Against what kind of risk/danger?
You won’t be protected against assembly mistake (putting the IC with the wrong orientation), and it’ll be harder to replace the IC…
It is much wiser to use sockets, as some IC are really sensitive to heat. And as pichenettes already stated, desoldering wrecked ICs without proper equipment is extremely painful.
My reason for not using the sockets, was so that I could clearly see if there was an issue with a solder point, but I can see how it would be a pain if an IC goes wrong and it needs desoldering!
I’ll stick with the sockets then, but I intend to raise them slightly off the PCB so I can see any potential issue…I already applied that principle to a few components on my latest Shruthi build>>>I’ll post a pic in a minute
Soldering direct is for people who enjoy desoldering.
If you don’t like normal sockets you can go deluxe and use zif sockets. But they don’t always fit in the space of a normal socket.
I decided to raise most of the components off the PCB, I did this so I can see every solder point for any issues…I am confident my fourth Shruthi is going to be a winner, with no issues
That’s a very strange idea. I fear that the force exerted on the socket when inserting the IC might bend some pins.

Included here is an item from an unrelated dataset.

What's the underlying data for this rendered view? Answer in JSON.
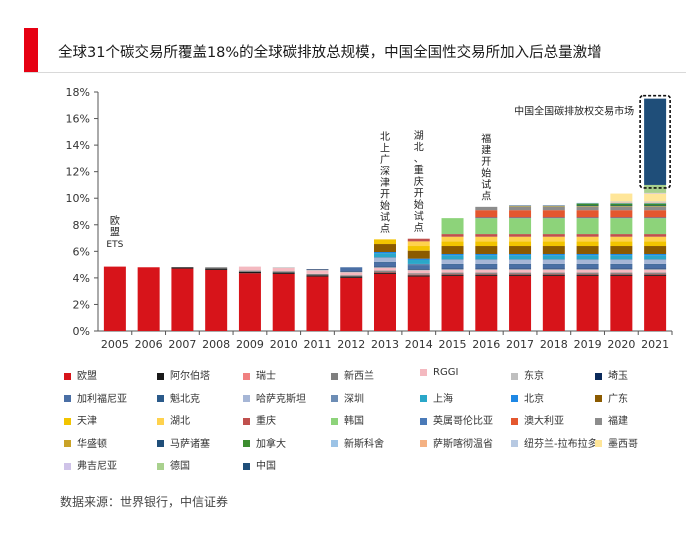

It’s enough if the solder joint looks good on the back of the board (the hole is platted, and will be filled with solder).
I’m a very strange person but my logic is sound, on previous builds the solder didn’t flow well enough to make a good contact on both sides of the PCB and in some cases flew too well and caused shorts under the socket…I checked the IC’s and they slip into the sockets fine
Now I can clearly see areas that are soldered correctly, giving me peace of mind.
Maybe there’s something wrong with your soldering technique then? Soldering iron temperature is too low? Fancy RoHS solder requiring a very high temperature?
To me raising the sockets looks like the wrong solution to the wrong problem.
“Maybe there’s something wrong with your soldering technique then?”
There is no maybe about it, demonstrable by looking at my previous Shruthi builds
Adam I thinkpichenettes is trying to save you more aggravation in future builds by tackling the root of the problem. It may be something as simple as the tip of your soldering iron being dirty- this was what I found on my last build when the solder stopped flowing properly.
I’m all for unconventional work-around solutions, but AT some point you should mest domen who can teach you the right technique; at least if you plan to do this more. When building my first Shruthi, I made a lot of mistakes due to lack of proper soldering technique, but after some practice I got the hang of it. However, it is hard to find the right way of doing it through reading instructions pr even watching instruction videos, so… find someone, is my advice. And good luck
Mest domen = find someone. /$&* new smartphone
Thanks guys I have improved my soldering a little since starting with the Shruthi’s…I have a long way to go to get competent though!
Seriously— soldering technique isn’t something you learn over a year— someone can show you how to do it— a few minutes of practice later and you should be pretty damned good
(at least for all the basic through hole stuff)
Strip board is good for practicing as you can see the flow of the solder more clearly.